Richland, et la bourgade d'Hanford, n'étaient au début du XXe siècle que de petits villages agricoles. Mais, en 1943, le gouvernement fédéral achète tous les terrains d'Hanford et de Richland, exproprie les habitants d'Hanford, ferme à double tour la ville de Richland, fait venir 25 000 ouvriers et construit le complexe atomique sur la steppe. Richland devient une "Federally Controlled Atomic Energy Community". Maisons, bus, arbres… tout appartient à l'armée américaine. En 1954, la ville est enfin autorisée à élire un maire qui ira demander au gouvernement fédéral des droits supplémentaires pour ses concitoyens.
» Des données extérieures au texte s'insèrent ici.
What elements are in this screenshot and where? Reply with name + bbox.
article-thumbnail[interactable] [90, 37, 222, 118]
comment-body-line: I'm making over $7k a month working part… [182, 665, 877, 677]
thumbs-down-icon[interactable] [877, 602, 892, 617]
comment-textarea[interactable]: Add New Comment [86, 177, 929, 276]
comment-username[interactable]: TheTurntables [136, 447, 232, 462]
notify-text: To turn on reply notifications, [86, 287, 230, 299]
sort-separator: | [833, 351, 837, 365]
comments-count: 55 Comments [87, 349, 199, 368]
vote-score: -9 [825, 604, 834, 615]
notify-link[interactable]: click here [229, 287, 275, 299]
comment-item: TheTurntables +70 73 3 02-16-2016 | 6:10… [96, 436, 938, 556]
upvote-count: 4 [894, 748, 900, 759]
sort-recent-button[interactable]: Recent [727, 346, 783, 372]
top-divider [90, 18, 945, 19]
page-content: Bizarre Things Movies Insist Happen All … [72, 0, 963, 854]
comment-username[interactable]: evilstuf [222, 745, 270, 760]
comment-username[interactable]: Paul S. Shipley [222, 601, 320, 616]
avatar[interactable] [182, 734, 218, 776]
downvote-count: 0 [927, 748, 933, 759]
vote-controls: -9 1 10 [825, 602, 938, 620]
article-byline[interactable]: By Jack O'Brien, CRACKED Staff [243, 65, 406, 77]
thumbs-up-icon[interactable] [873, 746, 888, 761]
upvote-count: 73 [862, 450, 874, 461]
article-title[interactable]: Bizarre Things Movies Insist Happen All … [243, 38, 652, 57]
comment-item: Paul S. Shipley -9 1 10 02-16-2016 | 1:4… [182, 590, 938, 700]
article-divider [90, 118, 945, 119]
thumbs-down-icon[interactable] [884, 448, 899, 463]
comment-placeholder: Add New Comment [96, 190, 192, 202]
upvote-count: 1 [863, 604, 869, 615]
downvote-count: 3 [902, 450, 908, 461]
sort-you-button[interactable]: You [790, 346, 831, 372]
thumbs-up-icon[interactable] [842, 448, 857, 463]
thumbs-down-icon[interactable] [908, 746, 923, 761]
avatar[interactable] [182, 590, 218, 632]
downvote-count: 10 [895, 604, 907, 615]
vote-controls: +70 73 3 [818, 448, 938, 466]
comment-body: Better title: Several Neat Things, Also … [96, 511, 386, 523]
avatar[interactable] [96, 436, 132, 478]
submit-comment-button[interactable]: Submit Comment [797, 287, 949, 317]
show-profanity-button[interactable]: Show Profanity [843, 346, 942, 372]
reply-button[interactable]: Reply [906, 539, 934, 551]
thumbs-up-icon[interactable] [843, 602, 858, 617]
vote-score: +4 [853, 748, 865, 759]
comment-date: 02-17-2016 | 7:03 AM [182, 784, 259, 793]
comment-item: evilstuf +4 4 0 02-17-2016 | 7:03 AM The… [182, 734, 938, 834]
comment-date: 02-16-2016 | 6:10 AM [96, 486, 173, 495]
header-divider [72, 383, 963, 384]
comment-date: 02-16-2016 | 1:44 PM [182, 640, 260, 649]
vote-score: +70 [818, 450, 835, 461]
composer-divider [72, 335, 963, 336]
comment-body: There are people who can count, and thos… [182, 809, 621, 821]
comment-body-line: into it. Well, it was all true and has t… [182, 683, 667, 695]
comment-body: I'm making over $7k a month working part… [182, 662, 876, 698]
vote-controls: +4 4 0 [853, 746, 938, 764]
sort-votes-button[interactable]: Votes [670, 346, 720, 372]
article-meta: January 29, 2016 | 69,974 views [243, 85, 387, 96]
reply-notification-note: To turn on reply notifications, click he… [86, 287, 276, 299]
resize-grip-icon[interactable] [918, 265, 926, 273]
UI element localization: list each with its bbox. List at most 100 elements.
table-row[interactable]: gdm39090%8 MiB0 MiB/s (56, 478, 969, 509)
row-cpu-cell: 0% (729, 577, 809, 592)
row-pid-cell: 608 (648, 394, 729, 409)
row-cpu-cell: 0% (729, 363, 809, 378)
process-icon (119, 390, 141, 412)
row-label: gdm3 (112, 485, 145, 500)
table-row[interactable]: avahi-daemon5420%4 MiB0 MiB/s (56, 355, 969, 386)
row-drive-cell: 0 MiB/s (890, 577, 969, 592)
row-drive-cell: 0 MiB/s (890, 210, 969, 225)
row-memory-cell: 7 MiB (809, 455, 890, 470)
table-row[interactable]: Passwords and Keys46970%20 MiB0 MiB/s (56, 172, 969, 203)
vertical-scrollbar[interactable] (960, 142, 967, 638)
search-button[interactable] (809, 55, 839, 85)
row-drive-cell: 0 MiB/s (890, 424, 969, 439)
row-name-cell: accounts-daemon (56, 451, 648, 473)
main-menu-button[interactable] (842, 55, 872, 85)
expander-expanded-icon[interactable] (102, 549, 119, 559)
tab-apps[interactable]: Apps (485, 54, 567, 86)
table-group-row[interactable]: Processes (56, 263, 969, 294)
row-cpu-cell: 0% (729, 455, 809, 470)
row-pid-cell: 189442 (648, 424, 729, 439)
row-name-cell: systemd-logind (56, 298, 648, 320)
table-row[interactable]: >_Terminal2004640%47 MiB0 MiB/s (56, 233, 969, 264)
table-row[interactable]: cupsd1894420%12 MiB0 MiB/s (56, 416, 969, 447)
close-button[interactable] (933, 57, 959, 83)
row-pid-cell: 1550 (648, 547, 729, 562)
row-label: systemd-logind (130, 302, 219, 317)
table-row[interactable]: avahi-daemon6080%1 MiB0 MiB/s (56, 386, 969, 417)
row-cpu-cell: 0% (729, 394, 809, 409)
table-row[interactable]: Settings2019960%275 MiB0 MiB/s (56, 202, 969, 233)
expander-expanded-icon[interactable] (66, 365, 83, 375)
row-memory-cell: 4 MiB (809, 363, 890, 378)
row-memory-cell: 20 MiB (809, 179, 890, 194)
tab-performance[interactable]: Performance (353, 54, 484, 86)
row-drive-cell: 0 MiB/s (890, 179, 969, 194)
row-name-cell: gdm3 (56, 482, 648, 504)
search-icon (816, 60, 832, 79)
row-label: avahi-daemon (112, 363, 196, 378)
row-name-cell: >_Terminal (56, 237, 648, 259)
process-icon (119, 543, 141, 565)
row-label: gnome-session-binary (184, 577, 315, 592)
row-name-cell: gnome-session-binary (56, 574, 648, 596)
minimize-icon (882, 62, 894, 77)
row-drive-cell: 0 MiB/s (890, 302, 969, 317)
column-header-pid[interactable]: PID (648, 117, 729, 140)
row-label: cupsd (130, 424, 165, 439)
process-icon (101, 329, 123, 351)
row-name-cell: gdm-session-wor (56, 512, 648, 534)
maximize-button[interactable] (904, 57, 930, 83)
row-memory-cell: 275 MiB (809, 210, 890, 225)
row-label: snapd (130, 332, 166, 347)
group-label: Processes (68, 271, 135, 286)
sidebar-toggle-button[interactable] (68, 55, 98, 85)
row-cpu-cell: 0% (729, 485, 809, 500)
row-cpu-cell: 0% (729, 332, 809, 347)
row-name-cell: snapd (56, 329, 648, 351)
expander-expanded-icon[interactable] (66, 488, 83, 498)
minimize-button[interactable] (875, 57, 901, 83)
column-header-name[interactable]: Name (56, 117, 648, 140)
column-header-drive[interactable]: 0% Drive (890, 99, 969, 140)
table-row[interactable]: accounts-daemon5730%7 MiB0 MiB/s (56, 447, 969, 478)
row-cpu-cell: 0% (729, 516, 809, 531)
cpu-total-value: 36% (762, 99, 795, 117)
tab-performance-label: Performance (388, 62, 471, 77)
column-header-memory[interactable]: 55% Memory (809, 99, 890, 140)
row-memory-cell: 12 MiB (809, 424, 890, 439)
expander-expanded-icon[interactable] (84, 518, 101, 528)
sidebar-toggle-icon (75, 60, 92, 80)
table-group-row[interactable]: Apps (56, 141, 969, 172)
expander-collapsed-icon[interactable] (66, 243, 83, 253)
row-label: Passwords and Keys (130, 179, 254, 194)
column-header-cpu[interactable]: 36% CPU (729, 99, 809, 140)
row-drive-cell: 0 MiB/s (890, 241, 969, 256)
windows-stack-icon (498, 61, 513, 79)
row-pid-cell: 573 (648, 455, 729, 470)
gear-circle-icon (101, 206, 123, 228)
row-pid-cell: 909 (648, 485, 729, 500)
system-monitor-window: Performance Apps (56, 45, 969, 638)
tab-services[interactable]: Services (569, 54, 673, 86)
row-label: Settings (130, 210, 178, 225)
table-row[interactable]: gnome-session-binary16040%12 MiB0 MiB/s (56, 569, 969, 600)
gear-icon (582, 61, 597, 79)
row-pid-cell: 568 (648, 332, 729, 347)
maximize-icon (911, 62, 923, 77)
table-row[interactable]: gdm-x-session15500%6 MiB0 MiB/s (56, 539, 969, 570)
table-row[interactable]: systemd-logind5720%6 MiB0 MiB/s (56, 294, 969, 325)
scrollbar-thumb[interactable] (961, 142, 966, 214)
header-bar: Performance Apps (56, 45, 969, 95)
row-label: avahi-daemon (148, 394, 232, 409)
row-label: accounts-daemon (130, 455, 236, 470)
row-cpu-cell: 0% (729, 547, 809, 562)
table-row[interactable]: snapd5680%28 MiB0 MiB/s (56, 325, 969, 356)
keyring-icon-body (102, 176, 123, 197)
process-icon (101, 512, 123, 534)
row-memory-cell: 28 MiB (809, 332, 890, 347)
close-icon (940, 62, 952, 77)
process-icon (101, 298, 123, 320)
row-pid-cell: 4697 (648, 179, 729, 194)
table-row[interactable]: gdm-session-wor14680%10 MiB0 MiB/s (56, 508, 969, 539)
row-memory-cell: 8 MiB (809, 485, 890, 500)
Mais les Etats-Unis vivent alors dans la paranoïa de la guerre froide.
Depuis le conflit coréen, produire toujours plus de plutonium est une priorité. Il faut alors attendre 1957 pour que le gouvernement commence à vendre les maisons de la ville à ses résidents et 1958 pour que Richland devienne une localité normale, où l'on peut aller et venir librement. Normale, mais bien particulière quand même. Le dernier réacteur ici n'a été fermé qu'en 1987.
Gravé sur le parquet du gymnase de la Richland High School, le champignon atomique est devenu le logo officiel du campus après un vote unanime.MICHA PATAULT/PICTURETANK
Durant ces quarante-cinq années, s'est développée une véritable culture atomique, mélange de fierté et d'appréhension. Mais la fierté est bien là. Les rues de la ville ont des noms de généraux américains (Patton Street, Sherman Street, etc.) ou carrément des noms qui fleurent bon leur radioactivité, comme Proton Lane, Nuclear Lane, Curie Street et, bien sûr, Einstein Avenue.
Quant au lycée de Richland et à son équipe de football The Bombers (les bombardiers), il a adopté un symbole qui fait froid dans le dos : un bon gros champignon atomique jaillissant du "R" de Richland. Il y a eu récemment quelques débats, au sein même du lycée, pour remplacer ce logo par quelque chose de moins agressif – on proposa la forteresse volante B-17. Mais les partisans du champignon ont gagné. La fierté de l'atome est enracinée profondément dans la culture locale ; on se fait même tatouer des champignons sur les biceps et les mollets.
NETTOYAGE EN COURS
Aujourd'hui, pourtant, le nucléaire à Richland est surtout synonyme de décontamination, d'enfouissement de déchets et de vitrification. En 1989 fut voté un programme de nettoyage géant de 30 milliards de dollars (l'équivalent actuel de plus de 40 milliards d'euros), l'un des plus importants au monde, géré par le département américain de l'énergie, l'agence de protection de l'environnement et l'Etat de Washington. Le chantier est gigantesque.
En 1989, 200 millions de litres de déchets barbotaient dans 177 réservoirs, dont 67 avaient déjà fui. Il restait 290 tonnes de matériaux renfermant du plutonium autour des 9 réacteurs d'Hanford, sans compter les hectares pollués, les nappes phréatiques touchées, les déchets stockés sur les rives de la Columbia.
Vingt ans plus tard, le travail est bien avancé sur les 1 500 kilomètres carrés du site, mais il reste encore de quoi faire pour plusieurs années, voire des décennies. Les habitants de Richland le savent bien, dont certains s'investissent désormais dans la sensibilisation de leurs voisins et mettent en place une veille citoyenne qui tranche avec la "fierté atomique" traditionnelle. La chasse aux lapins irradiés ne les rassure pas outre mesure.